Thursday, May 13, 2010

Profiling the (Mostly) LDP Renegades

This has been sitting on my hard disk for ten days. I’m not sure that I can do much more with it, so I’m putting it out here without further editing before it rots on the vine. (The Note will be forthcoming, RS.) That’s it for now.



The 2 May virtual deadline for starting new political parties before the July Upper House election in Japan having passed without further incident—the names of parties established after that date are not protected from copycats, which can cause serious problems in the proportional seats vote—it’s a good time to take a look at the upside of the flurry of LDP split-offs for the July Upper House election and beyond. None of them should emerge from the vote with more than a handful of Upper House seats. However, the DPJ is increasingly likely to fall short of a simple Upper House majority and the motley three-party coalition faces a growing chance of losing its collective majority. Thus, the new parties deserve a look as actors in a post-election shakeup. True, Komeito, the political arm of the lay Buddhist organization Sokagakkai, remains the best bet as a post-election coalition partner: it will be able to ensure an Upper House majority by itself for a DPJ-led coalition and is policy-wise more compatible with the latter than its troublesome populist bedmates. However, it has limited upside due to its near-total reliance on its religious base. Thus, the upstarts bear watching with an eye to the future beyond the immediate post-election coalition makeup. With that, here’s a roll call.

Your Party (YP): Heads the list in the latest Nikkei-TV Tokyo poll (23-25 April) with 11% in voter intent—after DPJ and LDP at 20% and 4% respectively. Headed by Yoshimi Watanabe, the YP consists of four Lower House members, two LDP and one DPJ defectors and an independent, and one Upper House member, an independent AIDS activist. The YP has by far the biggest upside. First, they share a small-government, free-market orientation that established parties have moved away from in the post-Koizumi years. This makes the YP an unlikely coalition partner with the DPJ under the politics-first Ozawa, but gives it a policy coherence lacking in the other new alternatives. This should serve it well in a broader, if more distant, realignment. Second, it has yout on its side—an appealing quality for an electorate deeply dissatisfied with the status quo. All five Diet members are youthful and articulate post-baby boomers. Third, it will have the largest number of seats among the newcomers—its voter intent share translates into a minimum of five to six proportional Upper House seats in addition to its four incumbents. Finally, it is the only splinter group that has LDP, DPJ and truly independent Diet members.

New Party Reform: Taken over by and renamed for articulate, brainy public favorite and reformist Yoichi Masuzoe, it only took a 2% share in the aforementioned poll, but surged to 7% on the voter intent question.

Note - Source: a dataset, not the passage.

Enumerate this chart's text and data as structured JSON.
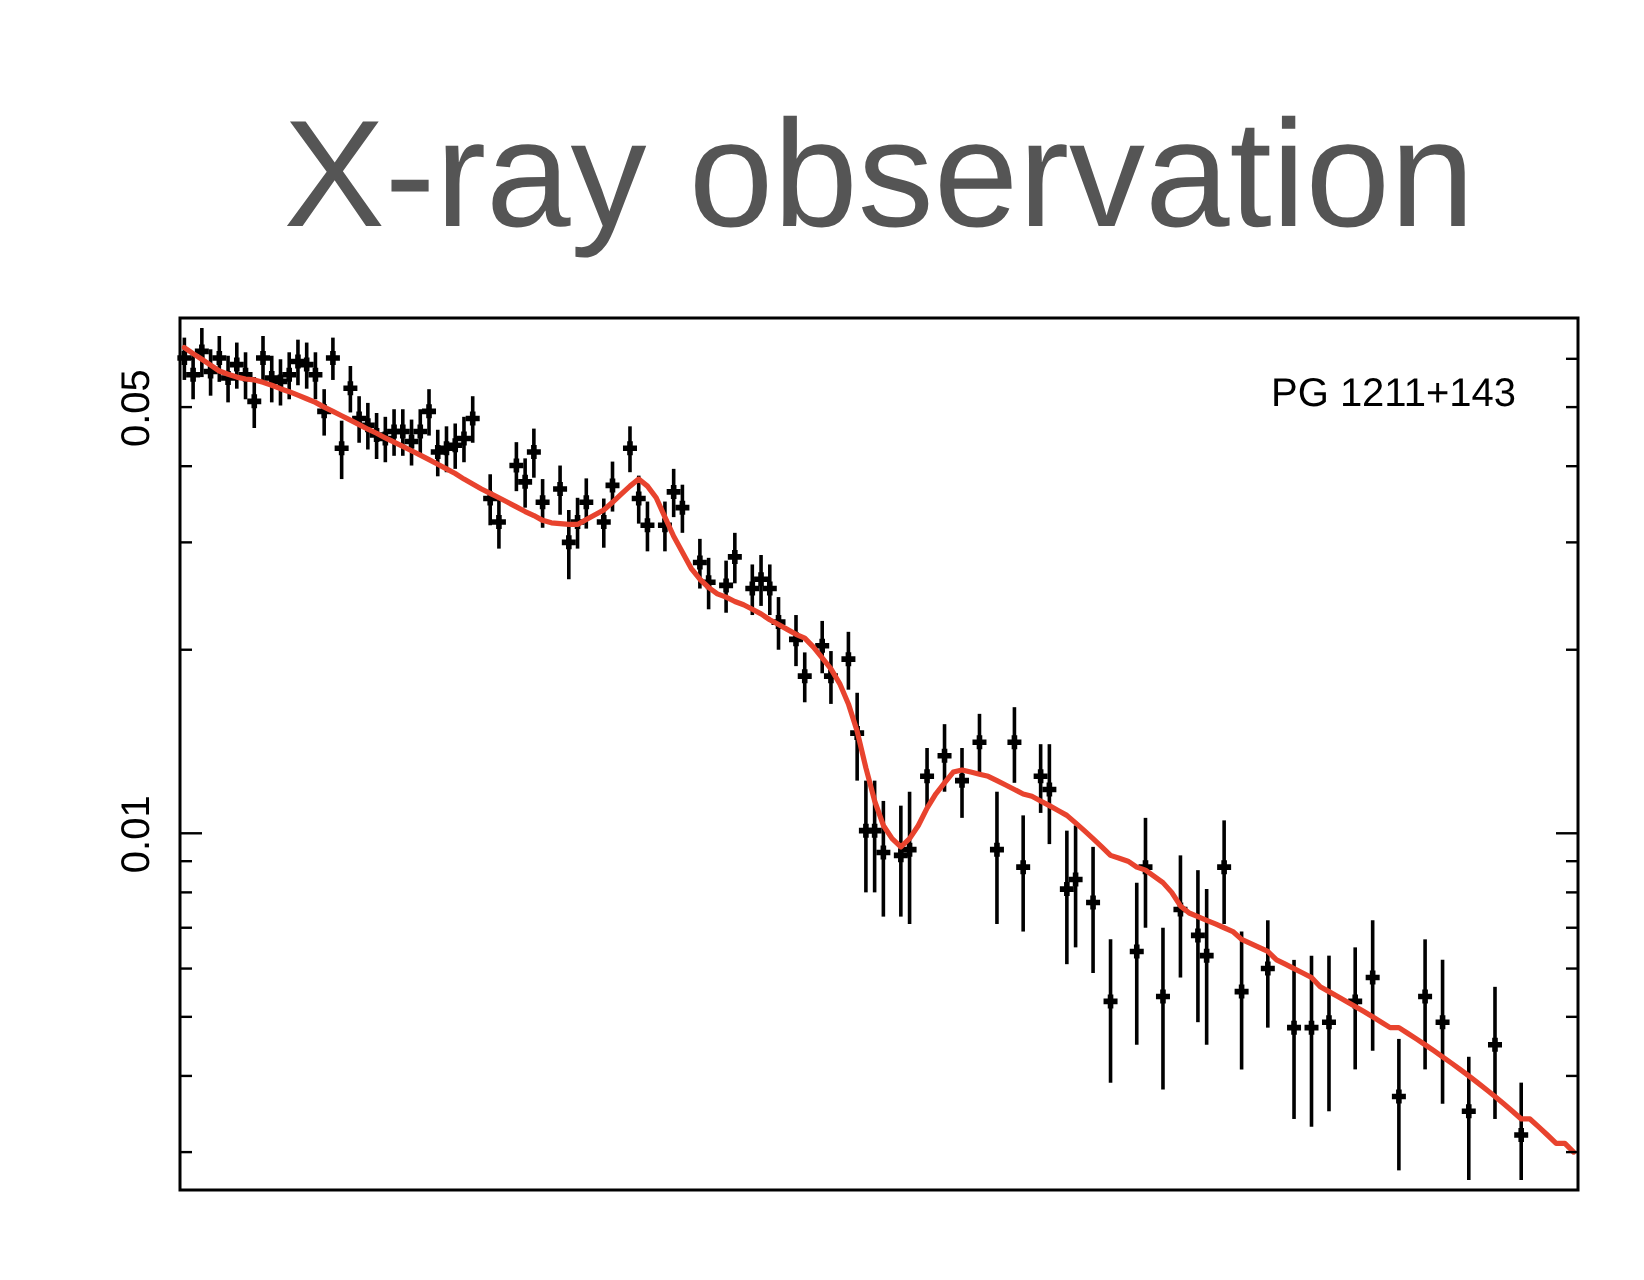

That difference can only be attributed to Masuzoe—he's essentially Moses Malone with four guys from Petersburg, Virginia. If the NPR can hold on to something like that until July, it'll add one or two proportional Upper House seats to the two that are up for reelection in addition to Masuzoe’s, which comes up for reelection in 2013. Still, that’ll only give it five to six, a far cry from the 10-15 seats that the YP is targeting, even if it also retains its one regional seat that is up for reelection. Masuzoe’s star was tarnished when the reform-minded maverick threw in his lot with a group of old-school politicians facing retirement or uphill battles in the July election. Lacking policy coherence and with its leader commanding little to no personal loyalty from his ex-peers in the LDP, the YP’s upside is limited in any post-election maneuvering and the more distant, if roader realignment.

The Sunrise Party of Japan: Middle-of-the-road reformist and fiscal conservative Kaoru Yosano cast his lot with nationalist counter-reform-minded Takeo Hiranuma—to whom he was promptly forced to take a back seat—and friends. The media image of a marriage of convenience among over-the-hill politicians—the average age of its Diet members is seventy—severely limits the SUP’s upside. With three Lower House members and two Lower House members, it will be lucky to break even by holding on to the Upper House seat up for reelection and picking up a proportional seat if the Nikkei-TV Tokyo poll is to be believed,.

Kunio Hatoyama: The sixty-one year old younger brother of the prime minister is the odd man out. He never fulfilled his early promise as the Golden Boy of the LDP; now his peregrinations have left him with no one—not even the members of the LDP rank-and-file to whom he reportedly gave financial assistance early in their political careers—by his side as he impetuously bolted once again in his belief that he would be the precipitator of a new realignment of the Japanese political order.